Following the assassination of Dr. Martin Luther King, teacher Jane Elliott knew she had to do something. Riceville, Iowa, the town in which she lived, was totally homogeneous and, as a result, she realized that her students had no firsthand experience with discrimination. A Class Divided: Then and Now chronicles Elliott's courageous experiment and the life-altering impact it had on her students.
On the day after King's assassination, Elliott segregated her class according to eye color. Students with brown eyes were considered superior to those with blue eyes. They were afforded extra time at recess, a second helping at lunch and the sense of self-worth that goes along with feeling above everyone else. The blue-eyed students wore collars so that their eye color could be distinguished from afar. The following day, Elliott turned the tables by giving the blue-eyed students privileges and making the brown-eyed students second class citizens. Elliott watched with fascination as her classroom became a microcosm of society. The superior group quickly embraced their elite status and turned on the inferior group. They readily adopted the "propaganda" Elliott spouted about the other group's habits and ethics. Word of Elliott's lesson spread, and in 1970, she found herself with a camera crew in her classroom to document what few other teachers of the day were willing to confront.

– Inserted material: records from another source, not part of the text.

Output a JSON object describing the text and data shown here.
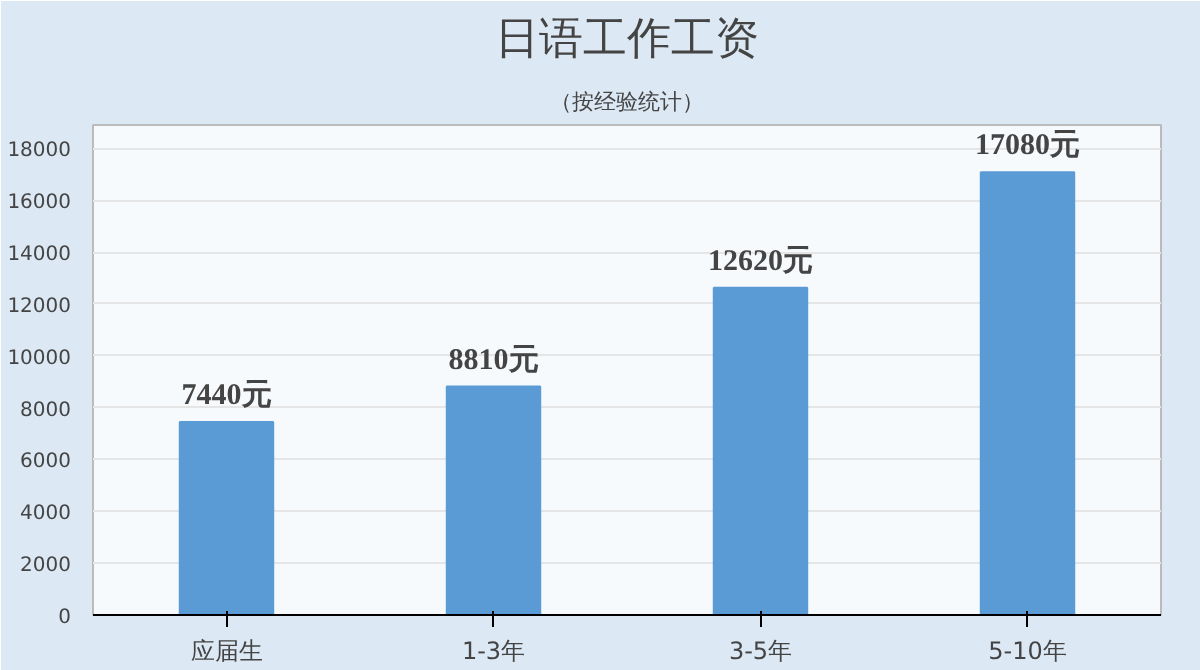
{
  "chart_data": {
    "type": "bar",
    "title": "日语工作工资",
    "subtitle": "（按经验统计）",
    "categories": [
      "应届生",
      "1-3年",
      "3-5年",
      "5-10年"
    ],
    "values": [
      7440,
      8810,
      12620,
      17080
    ],
    "value_labels": [
      "7440元",
      "8810元",
      "12620元",
      "17080元"
    ],
    "color": "#5b9bd5",
    "ylim": [
      0,
      18900
    ],
    "yticks": [
      0,
      2000,
      4000,
      6000,
      8000,
      10000,
      12000,
      14000,
      16000,
      18000
    ],
    "grid": "y"
  }
}
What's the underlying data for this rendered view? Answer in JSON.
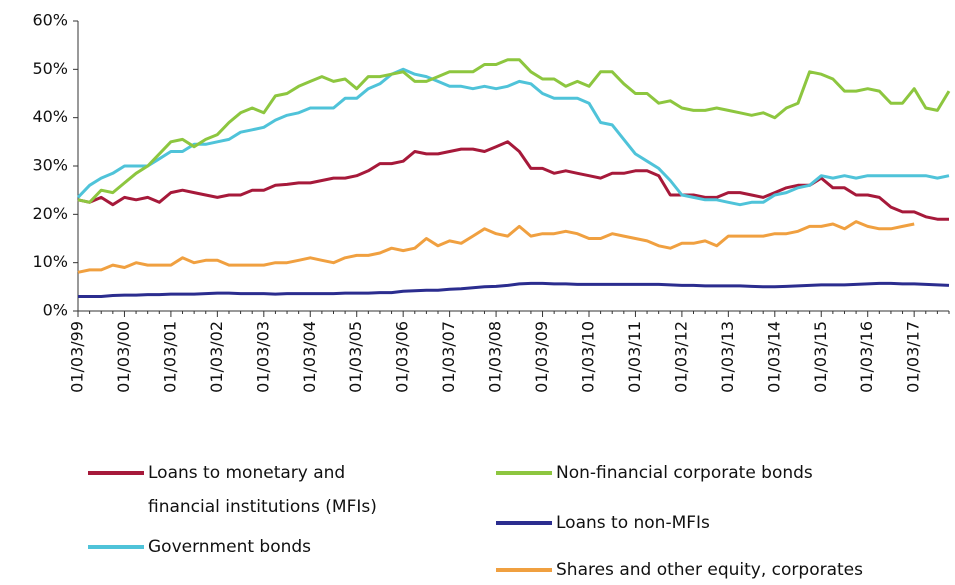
{
  "chart_data": {
    "type": "line",
    "categories": [
      "01/03/99",
      null,
      null,
      null,
      "01/03/00",
      null,
      null,
      null,
      "01/03/01",
      null,
      null,
      null,
      "01/03/02",
      null,
      null,
      null,
      "01/03/03",
      null,
      null,
      null,
      "01/03/04",
      null,
      null,
      null,
      "01/03/05",
      null,
      null,
      null,
      "01/03/06",
      null,
      null,
      null,
      "01/03/07",
      null,
      null,
      null,
      "01/03/08",
      null,
      null,
      null,
      "01/03/09",
      null,
      null,
      null,
      "01/03/10",
      null,
      null,
      null,
      "01/03/11",
      null,
      null,
      null,
      "01/03/12",
      null,
      null,
      null,
      "01/03/13",
      null,
      null,
      null,
      "01/03/14",
      null,
      null,
      null,
      "01/03/15",
      null,
      null,
      null,
      "01/03/16",
      null,
      null,
      null,
      "01/03/17",
      null,
      null,
      null
    ],
    "series": [
      {
        "name": "Loans to monetary and financial institutions (MFIs)",
        "color": "#a6193a",
        "values": [
          23,
          22.5,
          23.5,
          22,
          23.5,
          23,
          23.5,
          22.5,
          24.5,
          25,
          24.5,
          24,
          23.5,
          24,
          24,
          25,
          25,
          26,
          26.2,
          26.5,
          26.5,
          27,
          27.5,
          27.5,
          28,
          29,
          30.5,
          30.5,
          31,
          33,
          32.5,
          32.5,
          33,
          33.5,
          33.5,
          33,
          34,
          35,
          33,
          29.5,
          29.5,
          28.5,
          29,
          28.5,
          28,
          27.5,
          28.5,
          28.5,
          29,
          29,
          28,
          24,
          24,
          24,
          23.5,
          23.5,
          24.5,
          24.5,
          24,
          23.5,
          24.5,
          25.5,
          26,
          26,
          27.5,
          25.5,
          25.5,
          24,
          24,
          23.5,
          21.5,
          20.5,
          20.5,
          19.5,
          19,
          19
        ]
      },
      {
        "name": "Government bonds",
        "color": "#4fc3d9",
        "values": [
          23.5,
          26,
          27.5,
          28.5,
          30,
          30,
          30,
          31.5,
          33,
          33,
          34.5,
          34.5,
          35,
          35.5,
          37,
          37.5,
          38,
          39.5,
          40.5,
          41,
          42,
          42,
          42,
          44,
          44,
          46,
          47,
          49,
          50,
          49,
          48.5,
          47.5,
          46.5,
          46.5,
          46,
          46.5,
          46,
          46.5,
          47.5,
          47,
          45,
          44,
          44,
          44,
          43,
          39,
          38.5,
          35.5,
          32.5,
          31,
          29.5,
          27,
          24,
          23.5,
          23,
          23,
          22.5,
          22,
          22.5,
          22.5,
          24,
          24.5,
          25.5,
          26,
          28,
          27.5,
          28,
          27.5,
          28,
          28,
          28,
          28,
          28,
          28,
          27.5,
          28
        ]
      },
      {
        "name": "Non-financial corporate bonds",
        "color": "#8dc63f",
        "values": [
          23,
          22.5,
          25,
          24.5,
          26.5,
          28.5,
          30,
          32.5,
          35,
          35.5,
          34,
          35.5,
          36.5,
          39,
          41,
          42,
          41,
          44.5,
          45,
          46.5,
          47.5,
          48.5,
          47.5,
          48,
          46,
          48.5,
          48.5,
          49,
          49.5,
          47.5,
          47.5,
          48.5,
          49.5,
          49.5,
          49.5,
          51,
          51,
          52,
          52,
          49.5,
          48,
          48,
          46.5,
          47.5,
          46.5,
          49.5,
          49.5,
          47,
          45,
          45,
          43,
          43.5,
          42,
          41.5,
          41.5,
          42,
          41.5,
          41,
          40.5,
          41,
          40,
          42,
          43,
          49.5,
          49,
          48,
          45.5,
          45.5,
          46,
          45.5,
          43,
          43,
          46,
          42,
          41.5,
          45.5
        ]
      },
      {
        "name": "Loans to non-MFIs",
        "color": "#2b2d8f",
        "values": [
          3,
          3,
          3,
          3.2,
          3.3,
          3.3,
          3.4,
          3.4,
          3.5,
          3.5,
          3.5,
          3.6,
          3.7,
          3.7,
          3.6,
          3.6,
          3.6,
          3.5,
          3.6,
          3.6,
          3.6,
          3.6,
          3.6,
          3.7,
          3.7,
          3.7,
          3.8,
          3.8,
          4.1,
          4.2,
          4.3,
          4.3,
          4.5,
          4.6,
          4.8,
          5,
          5.1,
          5.3,
          5.6,
          5.7,
          5.7,
          5.6,
          5.6,
          5.5,
          5.5,
          5.5,
          5.5,
          5.5,
          5.5,
          5.5,
          5.5,
          5.4,
          5.3,
          5.3,
          5.2,
          5.2,
          5.2,
          5.2,
          5.1,
          5,
          5,
          5.1,
          5.2,
          5.3,
          5.4,
          5.4,
          5.4,
          5.5,
          5.6,
          5.7,
          5.7,
          5.6,
          5.6,
          5.5,
          5.4,
          5.3
        ]
      },
      {
        "name": "Shares and other equity, corporates",
        "color": "#f0a040",
        "values": [
          8,
          8.5,
          8.5,
          9.5,
          9,
          10,
          9.5,
          9.5,
          9.5,
          11,
          10,
          10.5,
          10.5,
          9.5,
          9.5,
          9.5,
          9.5,
          10,
          10,
          10.5,
          11,
          10.5,
          10,
          11,
          11.5,
          11.5,
          12,
          13,
          12.5,
          13,
          15,
          13.5,
          14.5,
          14,
          15.5,
          17,
          16,
          15.5,
          17.5,
          15.5,
          16,
          16,
          16.5,
          16,
          15,
          15,
          16,
          15.5,
          15,
          14.5,
          13.5,
          13,
          14,
          14,
          14.5,
          13.5,
          15.5,
          15.5,
          15.5,
          15.5,
          16,
          16,
          16.5,
          17.5,
          17.5,
          18,
          17,
          18.5,
          17.5,
          17,
          17,
          17.5,
          18,
          null,
          null,
          null
        ]
      }
    ],
    "ylim": [
      0,
      60
    ],
    "yticks": [
      {
        "value": 0,
        "label": "0%"
      },
      {
        "value": 10,
        "label": "10%"
      },
      {
        "value": 20,
        "label": "20%"
      },
      {
        "value": 30,
        "label": "30%"
      },
      {
        "value": 40,
        "label": "40%"
      },
      {
        "value": 50,
        "label": "50%"
      },
      {
        "value": 60,
        "label": "60%"
      }
    ]
  }
}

In 1984, the class reunited to watch the documentary and talk about the life lessons they learned fourteen years earlier. Elliott's former students spoke of how they are accepting of others in a town where discrimination still reared its ugly head. They talked about teaching their children tolerance and acceptance in a town where those values were not standard practice. The book and documentary also record Elliott's training of guards in the Iowa Department of Corrections. It is fascinating to learn that adults fall right into the same pattern of discrimination as the third graders had.
Author William Peters penned A Class Divided: Then and Now (1987) several years after the first edition of A Class Divided (1971) was published. The book is based on the 1970 ABC News documentary The Eye of the Storm. The book and the documentary are still widely used today in schools across America.